Tiada menyangka saya telah hadir di sebuah hutan yang
setahun terakhir saya me-mimpi-kannya. Di penghujung tahun 2011 saya telah
membuat rencana kecil untuk melakukan pendakian gunung Bawakaraeng yang
familiar di telinga masyrakat Sulsel. Memang saya bukanlah seorang pecinta alam
yang tergabung dalam sebuah wadah atau komunitas. Saya independen. Melakukan
sebuah perjalanan atau pendakian bukan untuk sebuah tujuan, murni hanya untuk
melakukan perjalanan.
Keinginan mendaki gunung Bawakaraeng tak mewujud. Berselang
tiga bulan kemudian setelah rencana itu, nyatanya saya telah berada di puncak
perbukitan daerah perbatasan Kabupaten Pangkep dan Kabupaten Barru. Pendakian
yang tak terlupakan sekaligus pendakian yang tak terencanakan. Hari itu, saya
dan beberapa kawan hanya berniat mengobservasi sebuah kawasan perkemahan di
lereng hutan lindung pemerintah Pangkep. Intinya, kami tersesat dan itu
menyenangkan. Sedikitpun saya tak menyesalkan kejadian itu.
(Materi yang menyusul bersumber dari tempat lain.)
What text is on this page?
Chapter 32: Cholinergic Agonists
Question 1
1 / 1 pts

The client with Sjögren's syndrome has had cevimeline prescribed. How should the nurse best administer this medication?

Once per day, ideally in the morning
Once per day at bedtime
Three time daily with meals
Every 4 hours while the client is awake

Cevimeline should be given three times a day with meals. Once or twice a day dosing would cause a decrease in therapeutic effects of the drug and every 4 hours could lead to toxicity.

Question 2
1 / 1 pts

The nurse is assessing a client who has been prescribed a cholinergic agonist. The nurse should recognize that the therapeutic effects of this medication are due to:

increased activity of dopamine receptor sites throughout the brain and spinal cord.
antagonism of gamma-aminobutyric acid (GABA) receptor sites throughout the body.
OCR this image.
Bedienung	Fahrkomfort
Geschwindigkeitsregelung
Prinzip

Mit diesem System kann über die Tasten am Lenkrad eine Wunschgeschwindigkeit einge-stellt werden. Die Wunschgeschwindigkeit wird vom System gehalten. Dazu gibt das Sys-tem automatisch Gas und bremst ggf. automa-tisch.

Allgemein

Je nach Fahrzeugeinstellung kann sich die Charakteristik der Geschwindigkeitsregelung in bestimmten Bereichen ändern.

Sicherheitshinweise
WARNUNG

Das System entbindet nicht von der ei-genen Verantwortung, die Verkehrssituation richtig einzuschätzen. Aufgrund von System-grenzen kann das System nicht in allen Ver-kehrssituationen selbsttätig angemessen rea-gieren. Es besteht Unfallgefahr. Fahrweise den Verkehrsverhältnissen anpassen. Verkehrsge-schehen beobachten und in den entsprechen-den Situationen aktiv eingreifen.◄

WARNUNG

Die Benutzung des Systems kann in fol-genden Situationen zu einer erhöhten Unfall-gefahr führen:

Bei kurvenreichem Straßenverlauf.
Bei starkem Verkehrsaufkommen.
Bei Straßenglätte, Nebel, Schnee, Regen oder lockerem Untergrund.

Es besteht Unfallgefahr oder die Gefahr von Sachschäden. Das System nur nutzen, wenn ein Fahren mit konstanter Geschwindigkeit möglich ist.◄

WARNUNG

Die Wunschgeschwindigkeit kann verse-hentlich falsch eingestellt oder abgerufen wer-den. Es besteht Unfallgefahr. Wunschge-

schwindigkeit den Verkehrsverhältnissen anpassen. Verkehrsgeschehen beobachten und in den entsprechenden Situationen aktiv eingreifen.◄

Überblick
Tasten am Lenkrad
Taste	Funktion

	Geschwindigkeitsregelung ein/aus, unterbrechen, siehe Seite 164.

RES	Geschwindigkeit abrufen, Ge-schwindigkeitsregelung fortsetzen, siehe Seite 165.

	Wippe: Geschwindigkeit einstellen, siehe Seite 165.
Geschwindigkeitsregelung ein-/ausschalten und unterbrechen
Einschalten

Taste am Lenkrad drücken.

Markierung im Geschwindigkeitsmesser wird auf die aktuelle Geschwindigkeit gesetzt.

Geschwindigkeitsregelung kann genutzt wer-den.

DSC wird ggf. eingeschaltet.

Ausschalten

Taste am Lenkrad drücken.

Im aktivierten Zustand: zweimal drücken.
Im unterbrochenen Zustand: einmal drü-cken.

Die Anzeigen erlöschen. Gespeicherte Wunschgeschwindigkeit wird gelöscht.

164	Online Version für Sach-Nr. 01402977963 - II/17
Saya merasakan
sensasi mendaki gunung yang telah lama mengendap di relung memori jaman SMA.
Hari itu, saya seolah kembali ke masa lalu. Lelah dan belelah-lelah. Apalagi
hujan mengguyur deras. Seluruh tubuh seketika dingin tanpa perlawanan.
Hutan lindung yang saya maksud tadi adalah Hutan Tabo-Tabo milik
pemerintah Pangkep. Berbatasan langsung dengan daerah teritorial Kabupaten
Barru. Di pinggiran hutan itulah kami berencana melakukan perkemahan yang
bernuansa orientasi. Tepatnya orientasi anggota baru di organisasi saya.
Merawat mimpi memang tak mudah. Butuh konsistensi dan
militansi. Bila jiwa kita adalah jiwa pemimpi sangat penting untuk tidak
mengandalkan keberuntungan. Keberuntungan hanyalah 5% dari sebuah kenyataan
yang kita rencanakan. Selebihnya adalah keutuhan sebuah tekad untuk mewujudkan
mimpi.
Serupa dengan keinginan mendaki gunung tadi. Keinginan itu
lahir dari ketidakpuasan saya saat tengah berada di jalur pendakian menuju
Gunung Semeru di daerah Lumajang Jawa Timur. Hari itu saya tengah berada di
Ranupane, pos pertama menuju Gunung Mahameru sebutan lain Gunung Semeru.
Waktu yang membuat saya berhenti. Berhenti melakukan
perjalanan menuju gunung terindah itu. Jika saja waktu itu hanya ada saya
sendiri, saya akan mendaki dan memikirkan waktu. Saya hanya sempat mengambil
gambar dengan background Gunung
Semeru yang tangguh itu. Itupun harus saya lakukan sepagi mungkin untuk
menyaksikan gunung itu nampak bersama dengan horison yang di bawa oleh cahaya
mentari. Saya berjuang. Melakukan pendakian ringan. Mengabaikan dinginnya suhu
pagi di desa tertinggi di Indonesia itu. Kalau tak salah mengingat Desa
Ranupani berada di ketinggian 2300-an meter dpl.
Itulah waktu, seolah melaju terlalu cepat. Membuat kita
berhenti melangkah karena time up. Saya
pulang dari Ranupani membawa segumpal hasrat besar pendakian gunung. Saya
membidik Gunung Bawakaraeng, namun akhirnya hanya sampai di Hutan Tabo-Tabo
Pangkep. Tapi, saya meyakini. Pendakian berjam-jam di Hutan Tabo-Tabo bukanlah
sebuah kebetulan, apalagi keberuntungan . Saya menganggap perjalanan itu adalah
sebuah jalan yang telah saya pilih untuk menuju sebuah pendakian. Bukankah kita
semua bertindak dengan opsi-opsi yang timbul tenggelam di wajah pikiran kita.